IUDX is currently deployed in 20 Indian smart cities with each working on creating applications that would benefit the city and its residents. IUDX is an important enabler, however, it cannot be a success without the support of all stakeholders. The concept is also not restricted to urban sector and can be replicated in sectors like education, agriculture, healthcare, finance, and others. In addition, standardization is key to be at par with the best and IUDX has adopted and actively driven international standards.

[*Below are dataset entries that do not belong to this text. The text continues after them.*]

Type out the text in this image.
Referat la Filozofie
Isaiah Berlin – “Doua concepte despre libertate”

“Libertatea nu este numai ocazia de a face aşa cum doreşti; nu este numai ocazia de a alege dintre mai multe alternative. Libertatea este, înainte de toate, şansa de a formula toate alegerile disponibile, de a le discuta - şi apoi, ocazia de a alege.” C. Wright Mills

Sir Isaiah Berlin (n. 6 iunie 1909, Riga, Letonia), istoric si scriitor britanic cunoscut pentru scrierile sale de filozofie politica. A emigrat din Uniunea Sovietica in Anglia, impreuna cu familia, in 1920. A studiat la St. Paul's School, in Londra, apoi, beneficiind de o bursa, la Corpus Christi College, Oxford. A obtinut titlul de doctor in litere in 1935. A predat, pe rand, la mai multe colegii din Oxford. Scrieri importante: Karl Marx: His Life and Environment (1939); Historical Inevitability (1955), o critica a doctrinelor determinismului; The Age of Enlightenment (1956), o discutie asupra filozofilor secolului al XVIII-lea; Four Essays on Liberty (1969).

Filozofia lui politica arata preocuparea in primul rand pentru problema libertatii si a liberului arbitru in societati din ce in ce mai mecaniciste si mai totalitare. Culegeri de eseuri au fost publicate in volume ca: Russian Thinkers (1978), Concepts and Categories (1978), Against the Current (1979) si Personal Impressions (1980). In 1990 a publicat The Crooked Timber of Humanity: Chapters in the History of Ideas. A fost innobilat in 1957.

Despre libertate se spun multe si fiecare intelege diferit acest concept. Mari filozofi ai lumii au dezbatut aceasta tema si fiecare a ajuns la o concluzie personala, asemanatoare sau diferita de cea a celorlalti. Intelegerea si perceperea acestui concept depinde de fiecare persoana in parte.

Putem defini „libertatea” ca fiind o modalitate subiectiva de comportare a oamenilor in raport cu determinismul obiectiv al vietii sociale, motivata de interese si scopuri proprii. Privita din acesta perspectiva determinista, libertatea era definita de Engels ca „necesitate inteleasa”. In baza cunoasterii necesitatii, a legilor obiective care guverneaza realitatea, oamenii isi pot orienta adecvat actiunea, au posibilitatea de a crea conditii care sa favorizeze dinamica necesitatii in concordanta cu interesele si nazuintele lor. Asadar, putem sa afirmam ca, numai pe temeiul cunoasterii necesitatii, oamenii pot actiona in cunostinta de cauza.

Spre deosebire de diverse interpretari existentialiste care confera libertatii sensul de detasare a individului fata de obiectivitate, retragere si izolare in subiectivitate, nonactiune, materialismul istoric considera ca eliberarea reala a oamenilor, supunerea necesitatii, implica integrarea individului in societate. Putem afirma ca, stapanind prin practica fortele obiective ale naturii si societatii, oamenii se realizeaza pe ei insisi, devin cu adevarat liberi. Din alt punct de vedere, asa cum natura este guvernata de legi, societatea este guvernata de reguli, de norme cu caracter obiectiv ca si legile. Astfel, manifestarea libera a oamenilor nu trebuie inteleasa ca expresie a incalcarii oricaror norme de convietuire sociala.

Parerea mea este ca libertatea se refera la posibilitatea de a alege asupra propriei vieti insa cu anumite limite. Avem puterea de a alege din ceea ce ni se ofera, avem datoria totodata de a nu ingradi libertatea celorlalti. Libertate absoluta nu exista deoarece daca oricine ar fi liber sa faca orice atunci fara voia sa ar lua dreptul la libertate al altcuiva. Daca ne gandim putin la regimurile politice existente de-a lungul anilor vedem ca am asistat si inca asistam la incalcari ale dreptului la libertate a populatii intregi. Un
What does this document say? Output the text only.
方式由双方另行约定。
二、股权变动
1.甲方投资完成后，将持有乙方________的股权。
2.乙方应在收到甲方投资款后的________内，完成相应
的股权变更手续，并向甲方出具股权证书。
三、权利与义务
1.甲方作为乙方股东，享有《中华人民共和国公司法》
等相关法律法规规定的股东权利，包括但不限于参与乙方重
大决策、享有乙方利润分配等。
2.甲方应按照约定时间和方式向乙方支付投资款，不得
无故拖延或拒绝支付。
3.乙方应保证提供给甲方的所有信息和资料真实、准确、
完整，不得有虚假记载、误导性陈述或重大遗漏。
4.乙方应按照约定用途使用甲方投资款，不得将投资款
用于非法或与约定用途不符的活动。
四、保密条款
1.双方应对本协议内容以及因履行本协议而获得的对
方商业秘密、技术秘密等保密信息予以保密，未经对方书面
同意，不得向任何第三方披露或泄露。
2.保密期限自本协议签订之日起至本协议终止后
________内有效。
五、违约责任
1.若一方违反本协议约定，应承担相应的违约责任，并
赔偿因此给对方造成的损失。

Ultimately, it is the quality and relevance of the data that will determine the value of a data exchange. The saying “garbage-in, garbage-out” is particularly pertinent here. Thus, three complementary initiatives are essential for the success of such a program. One is a focus on data quality and data curation which ensures that data delivered to the exchange can be used in production applications. This requires a combination of automation, human intervention and domain expertise. Automated tools are rudimentary at best and human effort is often required. The second essential effort is education of the parties involved on the value and potential of data. Transforming the city administrators and private parties into effective data stewards who can capture and deliver high quality data is a long and painstaking journey. Often, the people involved are from non-technical backgrounds and have little or no understanding of the nuances of data models and analytics. But effective skill development programs are available and must be a part of an overall effective data strategy. Finally, the third imperative is a policy regime that encourages or mandates data sharing. Too often, city officials or private companies are reluctant to share data because they are afraid of unforeseen consequences. The seemingly safer way is to hoard data and sit on valuable data, but which can help others and so goes unused. It is incumbent on the various levels of government to make data hoarding the unsafe option, only employed if there are very good reasons to do so.